Luz Casal. Nuestra Primera Dama

La obra de Luz Casal es ejemplar en lo estrictamente artístico, una trayectoria que abarca cuatro décadas de ejemplar evolución y aborda de manera brillante todo tipo de géneros. Pero también resulta edificante por lo que tiene de pionera –mujer rockera en la España de la Transición, incuestionable modelo para muchas que vinieron después a ambos lados del Atlántico– y por la libertad creativa que siempre la ha guiado. Ajena a caprichos de temporada, libre de los yugos en que suelen convertirse las modas, hace mucho tiempo que ocupa el espacio reservado a nuestros clásicos populares. Su eminente figura no solo conserva intacto el atractivo de lo auténtico, sino que desborda en múltiples direcciones gracias a su discreción, su sensatez y el profundo respeto que profesa hacia el oficio de cantar.

Se intuía que esta cita en Universal Music Festival –se agotaron las entradas, como no podía ser de otra forma– iba a ser muy especial, porque se trataba de la única oportunidad para revivir el concierto que protagonizó hace poco menos de un año en la compostelana plaza del Obradoiro junto a la Real Filharmonía de Galicia, aunque ahí queda el álbum en directo “Solo esta noche. 21/7/2021” como brillante testigo de aquella velada. Y huelga decir que la cantante de Boimorto volvió a ratificar su excepcional condición, con una actuación en la que volvió a desbordar como intérprete.

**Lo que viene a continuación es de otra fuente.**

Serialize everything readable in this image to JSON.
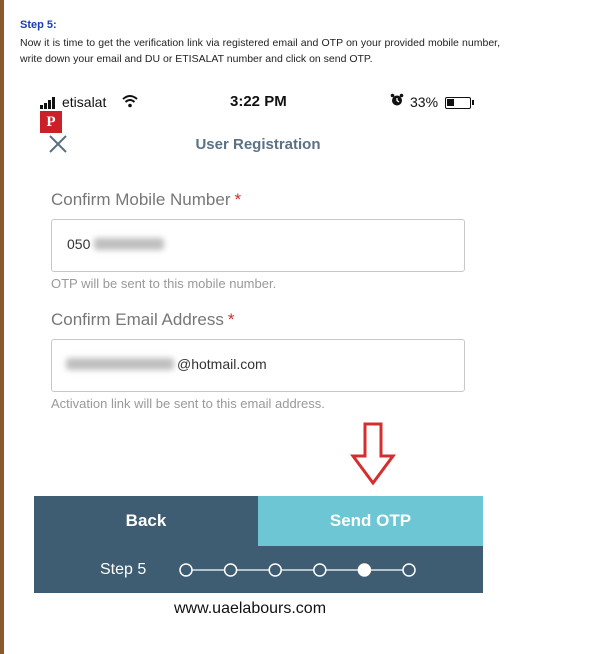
{
  "article": {
    "step_heading": "Step 5:",
    "step_description": "Now it is time to get the verification link via registered email and OTP on your provided mobile number, write down your email and DU or ETISALAT number and click on send OTP."
  },
  "status_bar": {
    "carrier": "etisalat",
    "time": "3:22 PM",
    "battery_percent": "33%",
    "battery_level": 0.33
  },
  "screen": {
    "title": "User Registration",
    "mobile": {
      "label": "Confirm Mobile Number",
      "required_mark": "*",
      "value_visible": "050",
      "help": "OTP will be sent to this mobile number."
    },
    "email": {
      "label": "Confirm Email Address",
      "required_mark": "*",
      "value_visible": "@hotmail.com",
      "help": "Activation link will be sent to this email address."
    },
    "buttons": {
      "back": "Back",
      "send_otp": "Send OTP"
    },
    "stepper": {
      "label": "Step 5",
      "total_steps": 6,
      "current_step": 5
    }
  },
  "colors": {
    "accent_dark": "#3f5d72",
    "accent_light": "#6cc6d4",
    "required": "#c9302c",
    "arrow": "#d32f2f"
  },
  "footer": {
    "site": "www.uaelabours.com"
  }
}
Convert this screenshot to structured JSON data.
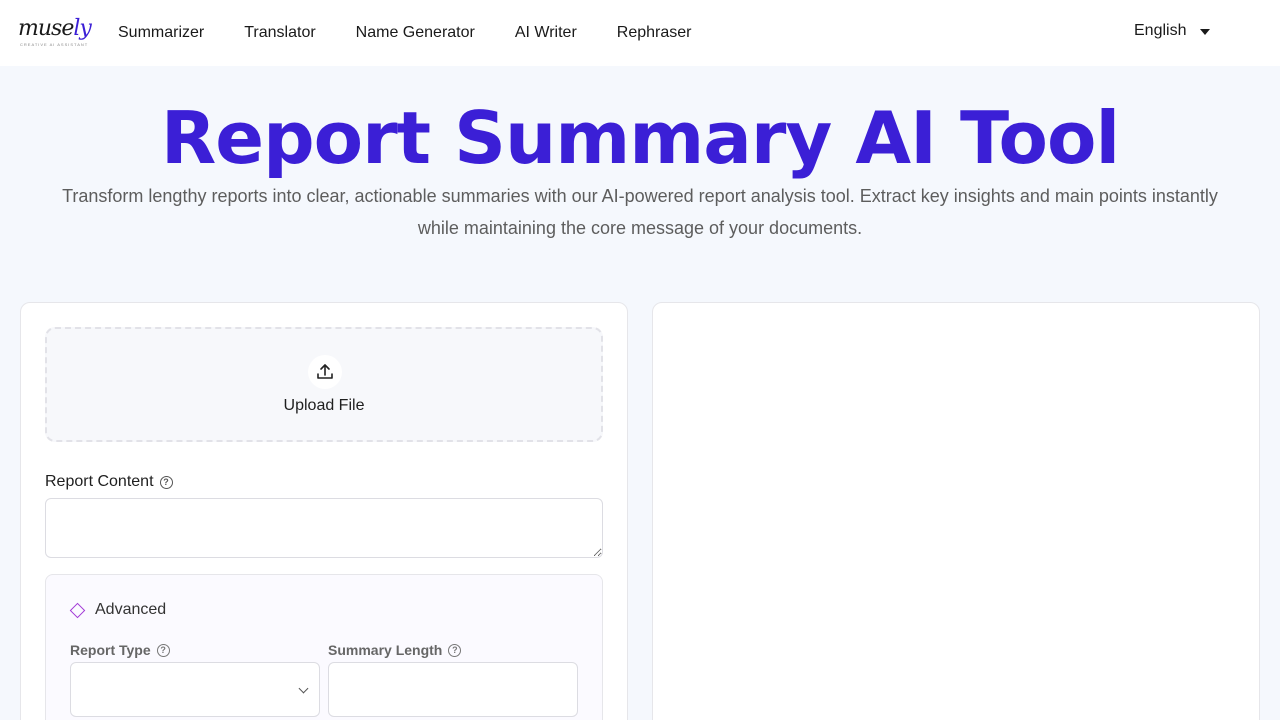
{
  "brand": {
    "logo_text": "muse",
    "logo_accent": "ly",
    "logo_tagline": "CREATIVE AI ASSISTANT"
  },
  "nav": {
    "items": [
      {
        "label": "Summarizer"
      },
      {
        "label": "Translator"
      },
      {
        "label": "Name Generator"
      },
      {
        "label": "AI Writer"
      },
      {
        "label": "Rephraser"
      }
    ],
    "language": "English"
  },
  "hero": {
    "title": "Report Summary AI Tool",
    "subtitle": "Transform lengthy reports into clear, actionable summaries with our AI-powered report analysis tool. Extract key insights and main points instantly while maintaining the core message of your documents."
  },
  "form": {
    "upload_label": "Upload File",
    "content_label": "Report Content",
    "content_value": "",
    "advanced_label": "Advanced",
    "report_type_label": "Report Type",
    "report_type_value": "",
    "summary_length_label": "Summary Length",
    "summary_length_value": ""
  },
  "icons": {
    "upload": "upload-icon",
    "help": "help-icon",
    "caret": "caret-down-icon",
    "advanced": "diamond-icon",
    "chevron": "chevron-down-icon"
  },
  "colors": {
    "accent": "#3b1fd6",
    "advanced_icon": "#a23ad6",
    "page_bg": "#f5f8fd"
  }
}
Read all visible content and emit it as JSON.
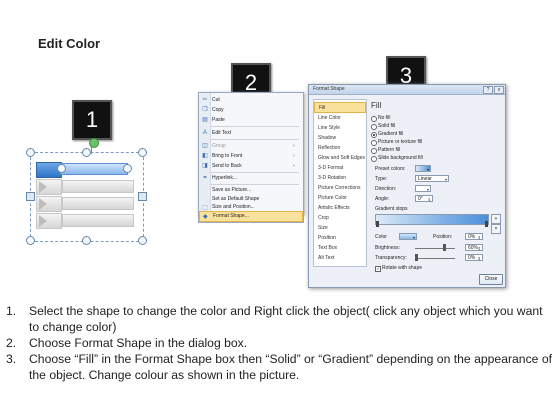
{
  "title": "Edit Color",
  "steps_markers": [
    "1",
    "2",
    "3"
  ],
  "context_menu": {
    "items": [
      {
        "icon": "scissors-icon",
        "glyph": "✂",
        "label": "Cut",
        "disabled": false,
        "arrow": ""
      },
      {
        "icon": "copy-icon",
        "glyph": "❐",
        "label": "Copy",
        "disabled": false,
        "arrow": ""
      },
      {
        "icon": "paste-icon",
        "glyph": "▤",
        "label": "Paste",
        "disabled": false,
        "arrow": ""
      },
      {
        "icon": "edit-text-icon",
        "glyph": "A",
        "label": "Edit Text",
        "disabled": false,
        "arrow": ""
      },
      {
        "icon": "group-icon",
        "glyph": "◫",
        "label": "Group",
        "disabled": true,
        "arrow": "›"
      },
      {
        "icon": "bring-front-icon",
        "glyph": "◧",
        "label": "Bring to Front",
        "disabled": false,
        "arrow": "›"
      },
      {
        "icon": "send-back-icon",
        "glyph": "◨",
        "label": "Send to Back",
        "disabled": false,
        "arrow": "›"
      },
      {
        "icon": "hyperlink-icon",
        "glyph": "⚭",
        "label": "Hyperlink...",
        "disabled": false,
        "arrow": ""
      },
      {
        "icon": "",
        "glyph": "",
        "label": "Save as Picture...",
        "disabled": false,
        "arrow": ""
      },
      {
        "icon": "",
        "glyph": "",
        "label": "Set as Default Shape",
        "disabled": false,
        "arrow": ""
      },
      {
        "icon": "size-position-icon",
        "glyph": "⬚",
        "label": "Size and Position...",
        "disabled": false,
        "arrow": ""
      },
      {
        "icon": "format-shape-icon",
        "glyph": "◆",
        "label": "Format Shape...",
        "disabled": false,
        "arrow": "",
        "highlight": true
      }
    ]
  },
  "dialog": {
    "title": "Format Shape",
    "help": "?",
    "close_x": "x",
    "categories": [
      "Fill",
      "Line Color",
      "Line Style",
      "Shadow",
      "Reflection",
      "Glow and Soft Edges",
      "3-D Format",
      "3-D Rotation",
      "Picture Corrections",
      "Picture Color",
      "Artistic Effects",
      "Crop",
      "Size",
      "Position",
      "Text Box",
      "Alt Text"
    ],
    "active_category": "Fill",
    "panel_heading": "Fill",
    "fill_options": [
      {
        "label": "No fill",
        "type": "radio",
        "checked": false
      },
      {
        "label": "Solid fill",
        "type": "radio",
        "checked": false
      },
      {
        "label": "Gradient fill",
        "type": "radio",
        "checked": true
      },
      {
        "label": "Picture or texture fill",
        "type": "radio",
        "checked": false
      },
      {
        "label": "Pattern fill",
        "type": "radio",
        "checked": false
      },
      {
        "label": "Slide background fill",
        "type": "radio",
        "checked": false
      }
    ],
    "preset_colors_label": "Preset colors:",
    "type_label": "Type:",
    "type_value": "Linear",
    "direction_label": "Direction:",
    "angle_label": "Angle:",
    "angle_value": "0°",
    "gradient_stops_label": "Gradient stops",
    "color_label": "Color",
    "position_label": "Position:",
    "position_value": "0%",
    "brightness_label": "Brightness:",
    "brightness_value": "60%",
    "transparency_label": "Transparency:",
    "transparency_value": "0%",
    "rotate_label": "Rotate with shape",
    "rotate_checked": true,
    "close_button": "Close"
  },
  "instructions": [
    {
      "num": "1.",
      "text": "Select the shape to change the color and Right click the object( click any object which you want to change color)"
    },
    {
      "num": "2.",
      "text": "Choose Format Shape in the dialog box."
    },
    {
      "num": "3.",
      "text": "Choose “Fill” in the Format Shape box then “Solid” or “Gradient” depending on the appearance of the object. Change colour as shown in the picture."
    }
  ],
  "colors": {
    "highlight": "#fbe29c",
    "selected_row": "#8ab8ea",
    "marker": "#111111"
  }
}
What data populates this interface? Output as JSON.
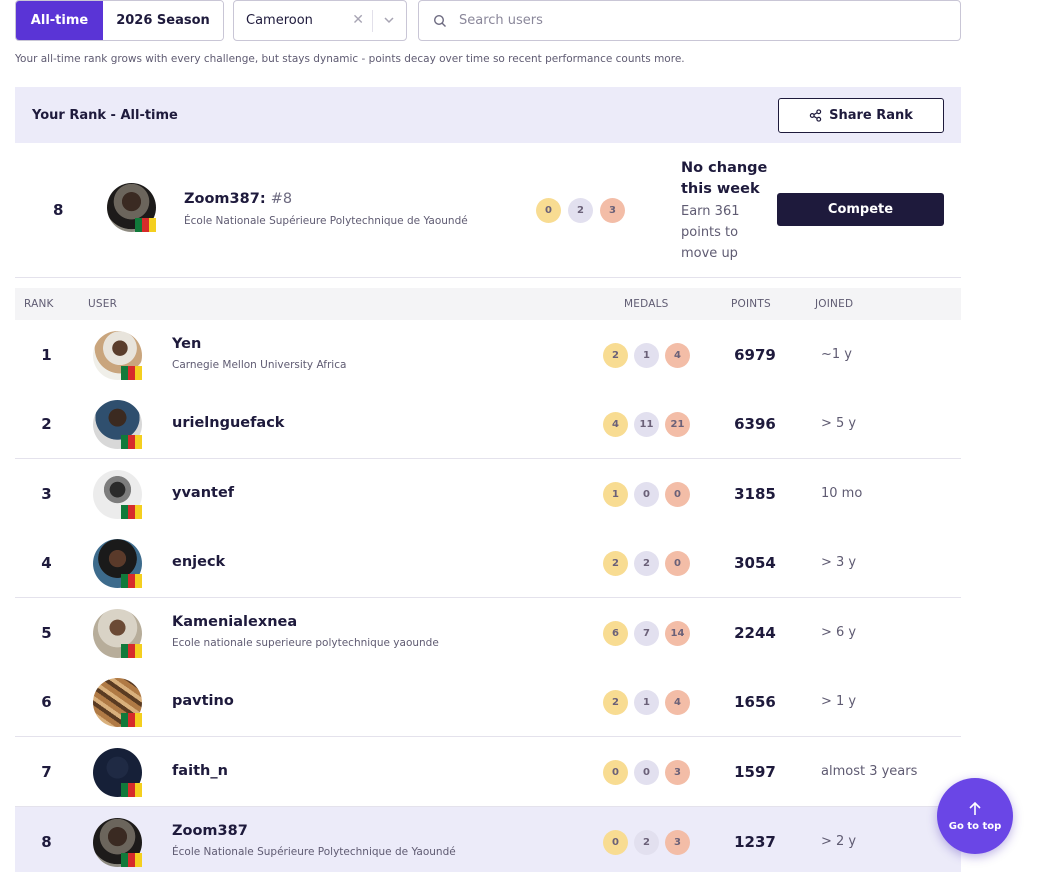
{
  "filters": {
    "tabs": [
      {
        "label": "All-time",
        "active": true
      },
      {
        "label": "2026 Season",
        "active": false
      }
    ],
    "country": "Cameroon",
    "search_placeholder": "Search users"
  },
  "hint": "Your all-time rank grows with every challenge, but stays dynamic - points decay over time so recent performance counts more.",
  "your_rank": {
    "title": "Your Rank - All-time",
    "share_label": "Share Rank",
    "rank": "8",
    "username": "Zoom387",
    "rank_tag": "#8",
    "institution": "École Nationale Supérieure Polytechnique de Yaoundé",
    "medals": [
      "0",
      "2",
      "3"
    ],
    "change": "No change this week",
    "earn": "Earn 361 points to move up",
    "compete_label": "Compete"
  },
  "table": {
    "headers": {
      "rank": "RANK",
      "user": "USER",
      "medals": "MEDALS",
      "points": "POINTS",
      "joined": "JOINED"
    },
    "rows": [
      {
        "rank": "1",
        "name": "Yen",
        "institution": "Carnegie Mellon University Africa",
        "medals": [
          "2",
          "1",
          "4"
        ],
        "points": "6979",
        "joined": "~1 y"
      },
      {
        "rank": "2",
        "name": "urielnguefack",
        "institution": "",
        "medals": [
          "4",
          "11",
          "21"
        ],
        "points": "6396",
        "joined": "> 5 y"
      },
      {
        "rank": "3",
        "name": "yvantef",
        "institution": "",
        "medals": [
          "1",
          "0",
          "0"
        ],
        "points": "3185",
        "joined": "10 mo"
      },
      {
        "rank": "4",
        "name": "enjeck",
        "institution": "",
        "medals": [
          "2",
          "2",
          "0"
        ],
        "points": "3054",
        "joined": "> 3 y"
      },
      {
        "rank": "5",
        "name": "Kamenialexnea",
        "institution": "Ecole nationale superieure polytechnique yaounde",
        "medals": [
          "6",
          "7",
          "14"
        ],
        "points": "2244",
        "joined": "> 6 y"
      },
      {
        "rank": "6",
        "name": "pavtino",
        "institution": "",
        "medals": [
          "2",
          "1",
          "4"
        ],
        "points": "1656",
        "joined": "> 1 y"
      },
      {
        "rank": "7",
        "name": "faith_n",
        "institution": "",
        "medals": [
          "0",
          "0",
          "3"
        ],
        "points": "1597",
        "joined": "almost 3 years"
      },
      {
        "rank": "8",
        "name": "Zoom387",
        "institution": "École Nationale Supérieure Polytechnique de Yaoundé",
        "medals": [
          "0",
          "2",
          "3"
        ],
        "points": "1237",
        "joined": "> 2 y"
      }
    ]
  },
  "go_to_top": "Go to top",
  "colors": {
    "accent": "#5a34d6",
    "dark": "#1e1a3c",
    "gold": "#f8dc92",
    "silver": "#e2e0ef",
    "bronze": "#f3bda7"
  }
}
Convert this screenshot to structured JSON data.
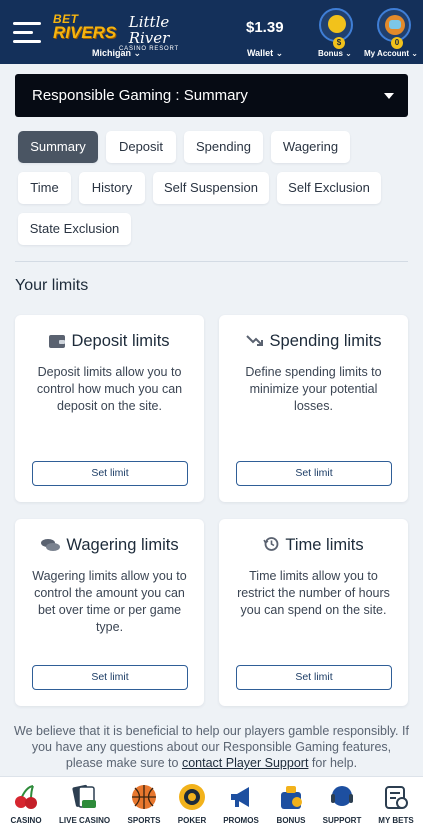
{
  "header": {
    "brand_bet": "BET",
    "brand_rivers": "RIVERS",
    "brand_little_river": "Little River",
    "brand_casino_resort": "CASINO RESORT",
    "state": "Michigan ⌄",
    "balance": "$1.39",
    "wallet_label": "Wallet ⌄",
    "bonus_count": "$",
    "bonus_label": "Bonus ⌄",
    "account_count": "0",
    "account_label": "My Account ⌄"
  },
  "section_select": {
    "value": "Responsible Gaming : Summary"
  },
  "tabs": [
    {
      "label": "Summary",
      "active": true
    },
    {
      "label": "Deposit"
    },
    {
      "label": "Spending"
    },
    {
      "label": "Wagering"
    },
    {
      "label": "Time"
    },
    {
      "label": "History"
    },
    {
      "label": "Self Suspension"
    },
    {
      "label": "Self Exclusion"
    },
    {
      "label": "State Exclusion"
    }
  ],
  "limits_title": "Your limits",
  "cards": [
    {
      "title": "Deposit limits",
      "icon": "wallet-icon",
      "description": "Deposit limits allow you to control how much you can deposit on the site.",
      "button": "Set limit"
    },
    {
      "title": "Spending limits",
      "icon": "trend-down-icon",
      "description": "Define spending limits to minimize your potential losses.",
      "button": "Set limit"
    },
    {
      "title": "Wagering limits",
      "icon": "coins-icon",
      "description": "Wagering limits allow you to control the amount you can bet over time or per game type.",
      "button": "Set limit"
    },
    {
      "title": "Time limits",
      "icon": "history-clock-icon",
      "description": "Time limits allow you to restrict the number of hours you can spend on the site.",
      "button": "Set limit"
    }
  ],
  "footnote": {
    "text_before": "We believe that it is beneficial to help our players gamble responsibly. If you have any questions about our Responsible Gaming features, please make sure to ",
    "link": "contact Player Support",
    "text_after": " for help."
  },
  "bottom_nav": [
    {
      "label": "CASINO",
      "icon": "cherries-icon"
    },
    {
      "label": "LIVE CASINO",
      "icon": "live-cards-icon"
    },
    {
      "label": "SPORTS",
      "icon": "basketball-icon"
    },
    {
      "label": "POKER",
      "icon": "poker-chip-icon"
    },
    {
      "label": "PROMOS",
      "icon": "megaphone-icon"
    },
    {
      "label": "BONUS",
      "icon": "bonus-bag-icon"
    },
    {
      "label": "SUPPORT",
      "icon": "headset-icon"
    },
    {
      "label": "MY BETS",
      "icon": "bet-slip-icon"
    }
  ],
  "colors": {
    "header_bg": "#14305a",
    "accent_gold": "#f6b40f",
    "active_tab": "#4a5563",
    "button_border": "#2f5e97"
  }
}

Tras una breve introducción instrumental cortesía de la Real Filharmonía de Galicia –dirigida por César Guerrero–, Luz tomó el centro del escenario haciendo honor a su nombre, irradiando magnetismo y carisma. Es una artista que no precisa de subrayados para conducir un espectáculo de esta envergadura. Sonriente y comunicativa, no tardó en explicar el origen de este encuentro en el Teatro Real, asegurando que no iban a repetir lo que ofrecieron en Santiago, sino que lo iban a mejorar. Y no mentía. El primer tramo del concierto, dominado por repertorio popular latinoamericano –con canciones como “Cenizas” o “Historia de un amor”– fue delicioso preludio de todo lo que estaba por venir y terminó con su particular recuerdo a la música tradicional gallega a través de “Camariñas”.

El temple escénico de nuestra protagonista –envidiable su buenísima forma física– le permite convertir en triunfo el desliz en su entrada a “Volver a comenzar” y arrancar risas cómplices del respetable, al que había advertido de que en el concierto compostelano se equivocó justo ahí. Su fraseo –ese dominio del tempo, de la intensidad y los silencios– multiplica la conmoción de la estremecedora “Lucas”. Y cuando llega el turno de hits imperecederos como “Entre mis recuerdos”, “No me importa nada”, “Te dejé marchar” o “Besaré el suelo” la conexión emocional con el público es tan potente –memorable el prolongado unísono de los asistentes en “Un nuevo día brillará”– que neutraliza cualquier distancia entre escenario y platea.

El bis fue breve pero igualmente intenso, con especial protagonismo para la alianza con Pedro Almodóvar en la película “Tacones lejanos” –cantó “Piensa en mí” y “Un año de amor” del tirón: nos quedamos sin aliento– más un cierre tan significativo como “Negra sombra”, con texto original de Rosalía de Castro acompañado por la orquesta en plenitud expresiva. ¿Apoteosis? Desde luego. Pero, sobre todo, sencillez y alegría.